Today in The New York Times media critic David Carr wrote:
Is there a way to reverse the broad expectation that information, including content assembled and produced by professionals, should be free? If print wants to perform a cashectomy on users, it should probably look to what happened with music, an industry in which people once paid handsomely for records, then tapes, then CDs, that was overtaken by the expectation that the same product should be free.
Here is what I wrote on January 12, 2007 exactly two years ago to the day:
Here is my biggest question. What will happen when only the journalism is left? It has grown out of a Christmas present I received. It is a small portable GPS. So I can walk about, tell it to find me the barbecue places or the department stores or the visitor center. In other words, what I might have needed a newspaper for in the past all pops up instantly in front of me when I need it and literally walks me to my destination step by step, street by street.
So who needs newspaper advertising if you have that, and, of course, soon everyone will have it in a more perfected form than we have now.
Today we have the iPhone and that is only a primitive example of what we will have in the future.
David Carr ended his piece today by saying:
Now all we need is a business model…
Well a week later in January 2007, I posted my manifesto of sorts called: The Need to Reinvent Journalism While We Can. In it I wrote about what we needed then and still need now. We need:
A model where everything goes back into paying for the journalism. High quality equipment, high quality reporters and editors paid an excellent wage, high quality connectivity with the communities served, and high quality journalism that helps the community members find their way, while always being ready to speak truth to power. We can do it.
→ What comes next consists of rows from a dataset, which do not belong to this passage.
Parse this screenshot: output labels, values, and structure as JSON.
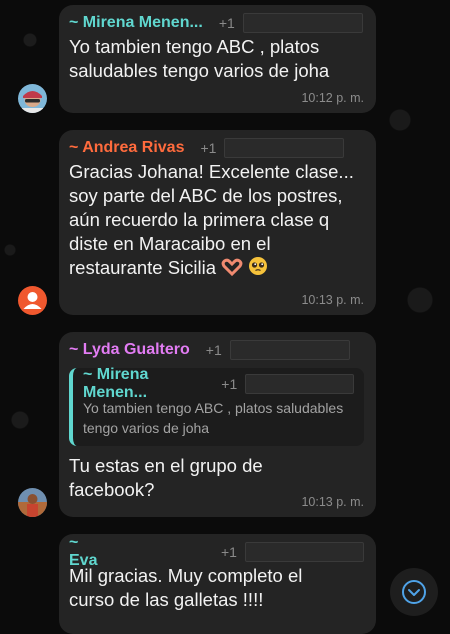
{
  "messages": [
    {
      "sender": "~ Mirena Menen...",
      "sender_color": "#60d7cf",
      "plus": "+1",
      "text": "Yo tambien tengo ABC , platos saludables tengo varios de joha",
      "time": "10:12 p. m."
    },
    {
      "sender": "~ Andrea Rivas",
      "sender_color": "#ff6b3d",
      "plus": "+1",
      "text": "Gracias Johana! Excelente clase... soy parte del ABC de los postres, aún recuerdo la primera clase q diste en Maracaibo en el restaurante Sicilia",
      "time": "10:13 p. m."
    },
    {
      "sender": "~ Lyda Gualtero",
      "sender_color": "#e27cf3",
      "plus": "+1",
      "quote": {
        "sender": "~ Mirena Menen...",
        "plus": "+1",
        "text": "Yo tambien tengo ABC , platos saludables tengo varios de joha"
      },
      "text": "Tu estas en el grupo de facebook?",
      "time": "10:13 p. m."
    },
    {
      "sender": "~ Eva",
      "sender_color": "#60d7cf",
      "plus": "+1",
      "text": "Mil gracias. Muy completo el curso de las galletas !!!!"
    }
  ],
  "icons": {
    "scroll_down": "chevron-down-icon",
    "emoji1": "heart-hands-emoji",
    "emoji2": "pleading-face-emoji"
  },
  "colors": {
    "bubble": "#242424",
    "background": "#0b0b0b",
    "accent": "#60d7cf"
  }
}
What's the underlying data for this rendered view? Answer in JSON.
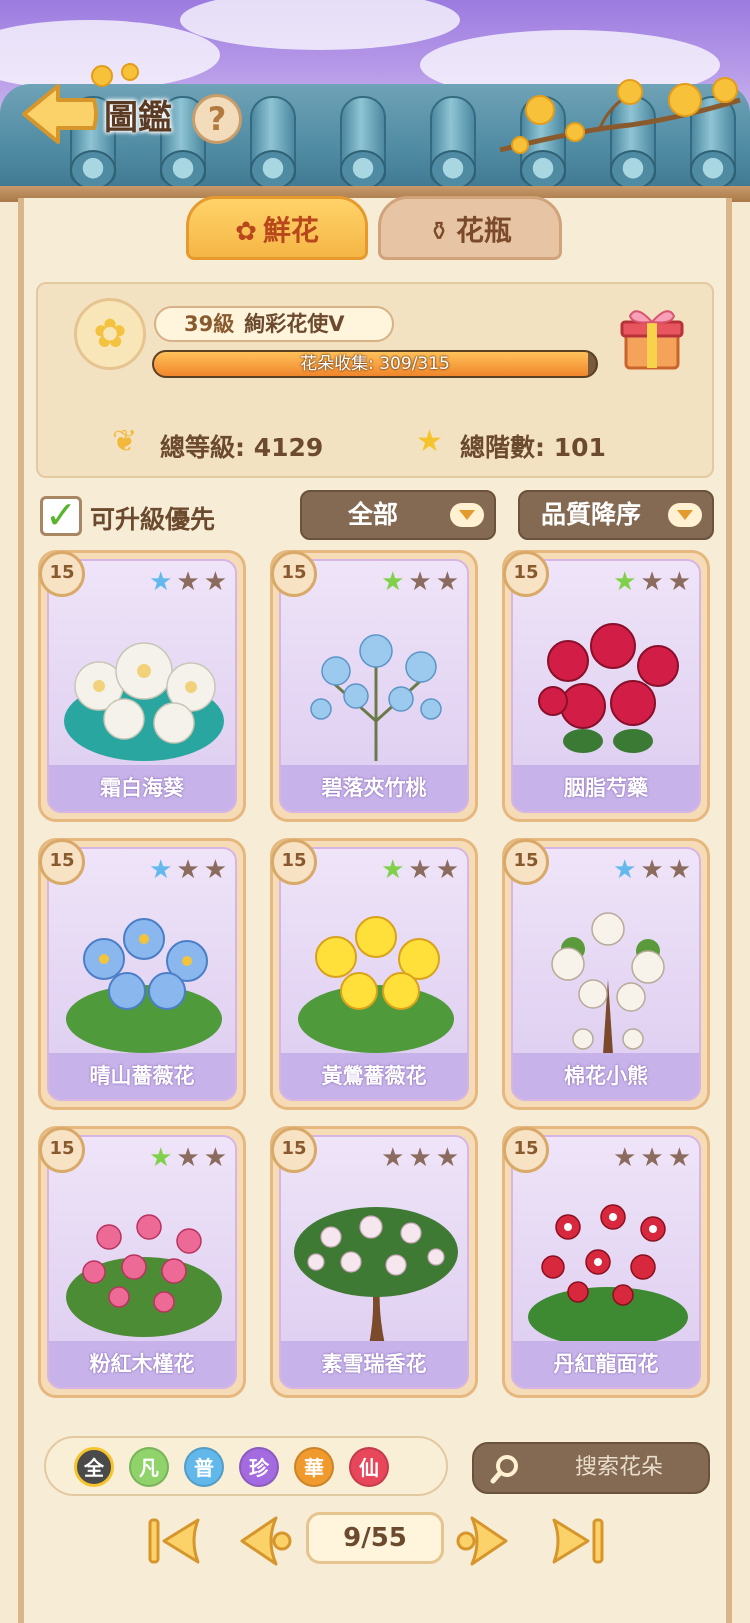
{
  "header": {
    "title": "圖鑑",
    "help": "?"
  },
  "tabs": [
    {
      "label": "鮮花",
      "icon": "rose-icon",
      "active": true
    },
    {
      "label": "花瓶",
      "icon": "vase-icon",
      "active": false
    }
  ],
  "level": {
    "level_text": "39級",
    "rank": "絢彩花使Ⅴ",
    "progress_label": "花朵收集: 309/315",
    "progress_fraction": 0.981,
    "total_level": "總等級: 4129",
    "total_stars": "總階數: 101"
  },
  "filters": {
    "upgrade_first": "可升級優先",
    "category": "全部",
    "sort": "品質降序"
  },
  "cards": [
    {
      "name": "霜白海葵",
      "level": "15",
      "stars": [
        "blue",
        "gray",
        "gray"
      ]
    },
    {
      "name": "碧落夾竹桃",
      "level": "15",
      "stars": [
        "green",
        "gray",
        "gray"
      ]
    },
    {
      "name": "胭脂芍藥",
      "level": "15",
      "stars": [
        "green",
        "gray",
        "gray"
      ]
    },
    {
      "name": "晴山薔薇花",
      "level": "15",
      "stars": [
        "blue",
        "gray",
        "gray"
      ]
    },
    {
      "name": "黃鶯薔薇花",
      "level": "15",
      "stars": [
        "green",
        "gray",
        "gray"
      ]
    },
    {
      "name": "棉花小熊",
      "level": "15",
      "stars": [
        "blue",
        "gray",
        "gray"
      ]
    },
    {
      "name": "粉紅木槿花",
      "level": "15",
      "stars": [
        "green",
        "gray",
        "gray"
      ]
    },
    {
      "name": "素雪瑞香花",
      "level": "15",
      "stars": [
        "gray",
        "gray",
        "gray"
      ]
    },
    {
      "name": "丹紅龍面花",
      "level": "15",
      "stars": [
        "gray",
        "gray",
        "gray"
      ]
    }
  ],
  "quality_filters": [
    {
      "label": "全",
      "color": "#4a4a4a"
    },
    {
      "label": "凡",
      "color": "#8fd36a"
    },
    {
      "label": "普",
      "color": "#62b8ea"
    },
    {
      "label": "珍",
      "color": "#a46be0"
    },
    {
      "label": "華",
      "color": "#f09a2e"
    },
    {
      "label": "仙",
      "color": "#e8465a"
    }
  ],
  "search": {
    "placeholder": "搜索花朵"
  },
  "pagination": {
    "page": "9/55"
  },
  "colors": {
    "star_blue": "#63b8ee",
    "star_green": "#7fd14a",
    "star_gray": "#8a6b5e"
  }
}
January 14th, 2009 at 10:23 pm
There are numerous publishers that already are doing this – my favorite is E&E News – the mjority have built in audiences due to the niche they cater to – to do a mainstream news business, all of the major media outlets that are giving content away for ad space currently will have to discontinue paying top journalistic talent…how old are you? It will take some time for this to evolve…
January 14th, 2009 at 10:58 pm
Thanks KC for the tip:
I tried to find out how much they charge, but had to sign up for a trial subscription to find out. Here is CJR said:
So it can support 40 journalists with 2,000 subscribers. Interesting. They must charge a good deal indeed.
January 14th, 2009 at 11:54 pm
This particular publisher has the BEST energy and environment policy wonks in the industry and they charge quite a bit – but they are not alone – many investment community publishers and “think tank” publishers also have pay for content models that employ hundreds of journalists (some large and some small).
The blogosphere is of course blurring the lines of what a “professional” journalist really is and in the end, my feeling is that a rating system will be developed (not based on popularity or web links – but on journalistic performance and writing ability, etc. In this way one can differentiate the best and most capable from the rumor mill and wannabe bloggers.
I have actually been putting quite a bit of thought toward this and see real business potential in creating a ranking and rating business based on a set of validated criteria that are academically supported and easily understood by all.
It would separate the true professional from the rest and provide the consumer with access to those most worthy…what do you think about that?